Bonyunyu is a settlement in Kenya's Nyanza Province.
Bonyunyu market is found in Boisanga sublocation, Itibo ward, Nyamira north district, North mugirango constituency The market was founded in earlier 1994 but it boomed at around 2015 due to the opening of Ekerubo Gietai institute.. The village is inhabited by majority of Abagusii people of Mugirango Clan, Bomorendi and Kibaru sub clans. Other clans from neighboring regions of Bosaragei, Bonyakoni are moving in to complement the population. Other Kenyan tribes such as Luo, Luyha and Maasai are coming to supplement their culture due to students population who comes from different parts of the country.

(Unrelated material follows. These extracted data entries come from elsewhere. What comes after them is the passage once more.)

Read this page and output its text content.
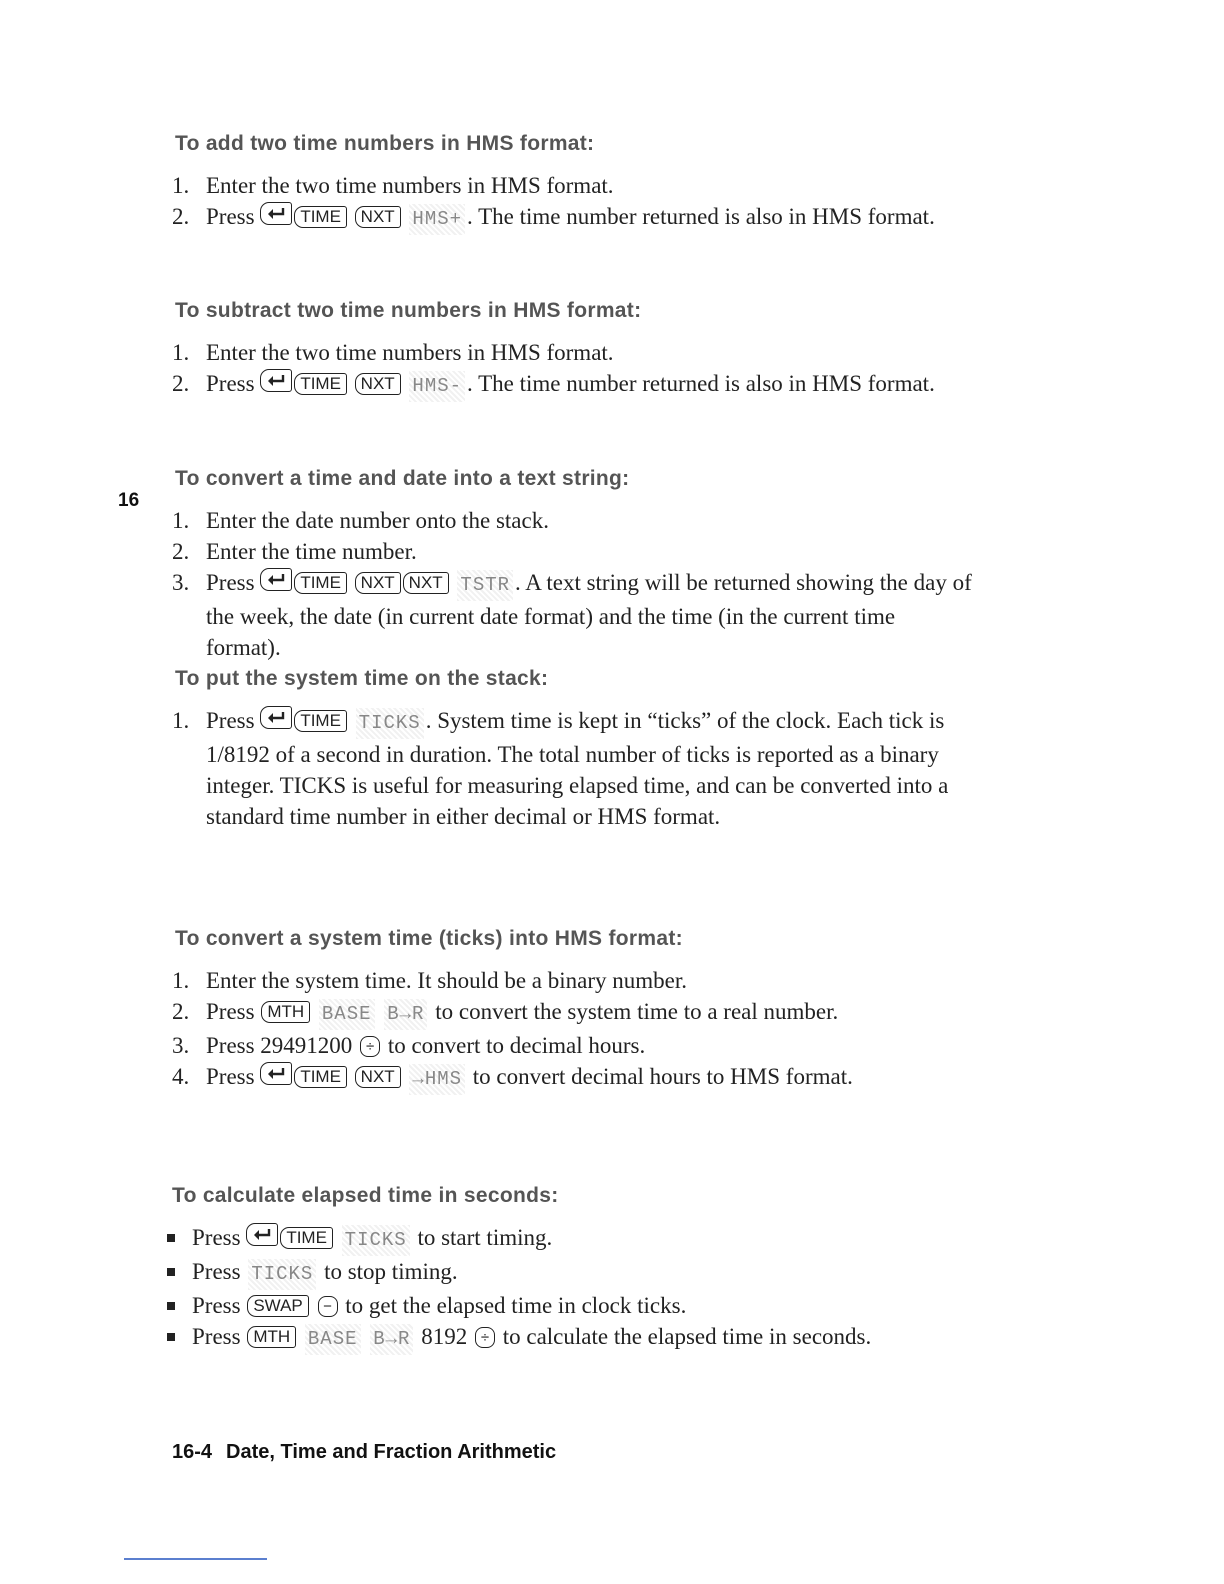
16
To add two time numbers in HMS format:
1. Enter the two time numbers in HMS format.
2. Press	TIME NXT HMS+ . The time number returned is also in HMS format.
To subtract two time numbers in HMS format:
1. Enter the two time numbers in HMS format.
2. Press	TIME NXT HMS- . The time number returned is also in HMS format.
To convert a time and date into a text string:
1. Enter the date number onto the stack.
2. Enter the time number.
3. Press	TIME NXT NXT TSTR . A text string will be returned showing the day of the week, the date (in current date format) and the time (in the current time format).
To put the system time on the stack:
1. Press	TIME TICKS . System time is kept in “ticks” of the clock. Each tick is 1/8192 of a second in duration. The total number of ticks is reported as a binary integer. TICKS is useful for measuring elapsed time, and can be converted into a standard time number in either decimal or HMS format.
To convert a system time (ticks) into HMS format:
1. Enter the system time. It should be a binary number.
2. Press MTH BASE B→R to convert the system time to a real number.
3. Press 29491200 ÷ to convert to decimal hours.
4. Press	TIME NXT →HMS to convert decimal hours to HMS format.
To calculate elapsed time in seconds:
Press	TIME TICKS to start timing.
Press TICKS to stop timing.
Press SWAP − to get the elapsed time in clock ticks.
Press MTH BASE B→R 8192 ÷ to calculate the elapsed time in seconds.
16-4 Date, Time and Fraction Arithmetic
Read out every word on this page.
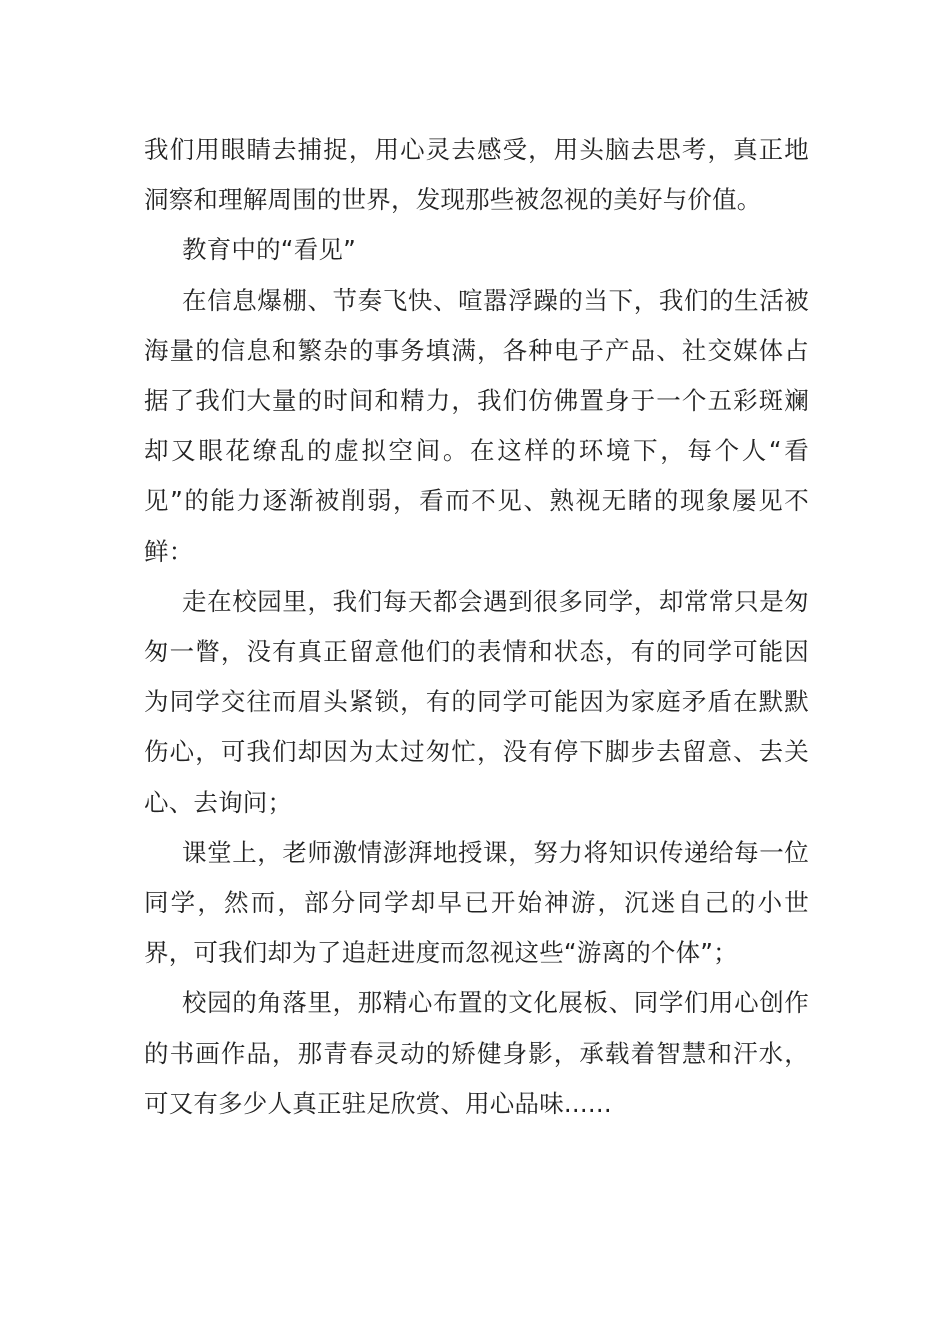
我们用眼睛去捕捉，用心灵去感受，用头脑去思考，真正地洞察和理解周围的世界，发现那些被忽视的美好与价值。

教育中的“看见”

在信息爆棚、节奏飞快、喧嚣浮躁的当下，我们的生活被海量的信息和繁杂的事务填满，各种电子产品、社交媒体占据了我们大量的时间和精力，我们仿佛置身于一个五彩斑斓却又眼花缭乱的虚拟空间。在这样的环境下，每个人“看见”的能力逐渐被削弱，看而不见、熟视无睹的现象屡见不鲜：

走在校园里，我们每天都会遇到很多同学，却常常只是匆匆一瞥，没有真正留意他们的表情和状态，有的同学可能因为同学交往而眉头紧锁，有的同学可能因为家庭矛盾在默默伤心，可我们却因为太过匆忙，没有停下脚步去留意、去关心、去询问；

课堂上，老师激情澎湃地授课，努力将知识传递给每一位同学，然而，部分同学却早已开始神游，沉迷自己的小世界，可我们却为了追赶进度而忽视这些“游离的个体”；

校园的角落里，那精心布置的文化展板、同学们用心创作的书画作品，那青春灵动的矫健身影，承载着智慧和汗水，可又有多少人真正驻足欣赏、用心品味......
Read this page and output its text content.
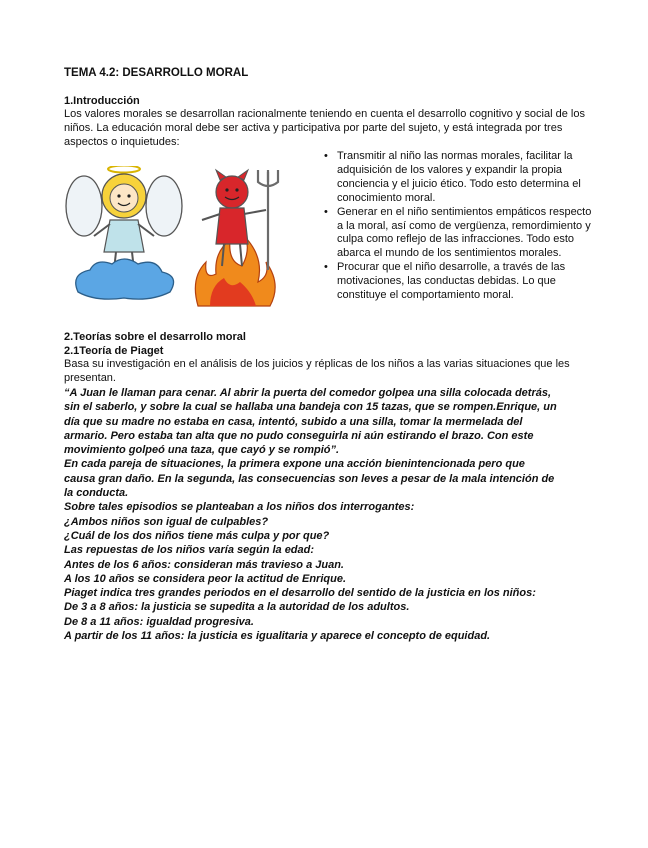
TEMA 4.2: DESARROLLO MORAL
1.Introducción
Los valores morales se desarrollan racionalmente teniendo en cuenta el desarrollo cognitivo y social de los niños. La educación moral debe ser activa y participativa por parte del sujeto, y está integrada por tres aspectos o inquietudes:
• Transmitir al niño las normas morales, facilitar la adquisición de los valores y expandir la propia conciencia y el juicio ético. Todo esto determina el conocimiento moral.
• Generar en el niño sentimientos empáticos respecto a la moral, así como de vergüenza, remordimiento y culpa como reflejo de las infracciones. Todo esto abarca el mundo de los sentimientos morales.
• Procurar que el niño desarrolle, a través de las motivaciones, las conductas debidas. Lo que constituye el comportamiento moral.
2.Teorías sobre el desarrollo moral
2.1Teoría de Piaget
Basa su investigación en el análisis de los juicios y réplicas de los niños a las varias situaciones que les presentan.
“A Juan le llaman para cenar. Al abrir la puerta del comedor golpea una silla colocada detrás,
sin el saberlo, y sobre la cual se hallaba una bandeja con 15 tazas, que se rompen.Enrique, un
día que su madre no estaba en casa, intentó, subido a una silla, tomar la mermelada del
armario. Pero estaba tan alta que no pudo conseguirla ni aún estirando el brazo. Con este
movimiento golpeó una taza, que cayó y se rompió”.
En cada pareja de situaciones, la primera expone una acción bienintencionada pero que
causa gran daño. En la segunda, las consecuencias son leves a pesar de la mala intención de
la conducta.
Sobre tales episodios se planteaban a los niños dos interrogantes:
¿Ambos niños son igual de culpables?
¿Cuál de los dos niños tiene más culpa y por que?
Las repuestas de los niños varía según la edad:
Antes de los 6 años: consideran más travieso a Juan.
A los 10 años se considera peor la actitud de Enrique.
Piaget indica tres grandes periodos en el desarrollo del sentido de la justicia en los niños:
De 3 a 8 años: la justicia se supedita a la autoridad de los adultos.
De 8 a 11 años: igualdad progresiva.
A partir de los 11 años: la justicia es igualitaria y aparece el concepto de equidad.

The social economic features of the village include farming, brick making, tea farming, dairy farming, business among other small scale activities.
The mode of transportation is mainly by Boda Boda. The village has good network of roads but still remains murramed.

The main families inhabiting the village include:
Ndege family, Onunda family,
Ndubi Family,
Sese family,
Orogo family
Motanya family
Kianyaga family
Nyanchongi family,
Monda family, and Gitaga family.
The village is growing rapidly and is becoming a major urban center after Ekerenyo and Ikonge in the North Mugirango constituency.
The students population from Ekerubo Gietai technical training and vocational centre has greatly boosted the status of the village.
Students from across the country are now living and have integrated into the society.
Swahili has become a second language after native ekegusii.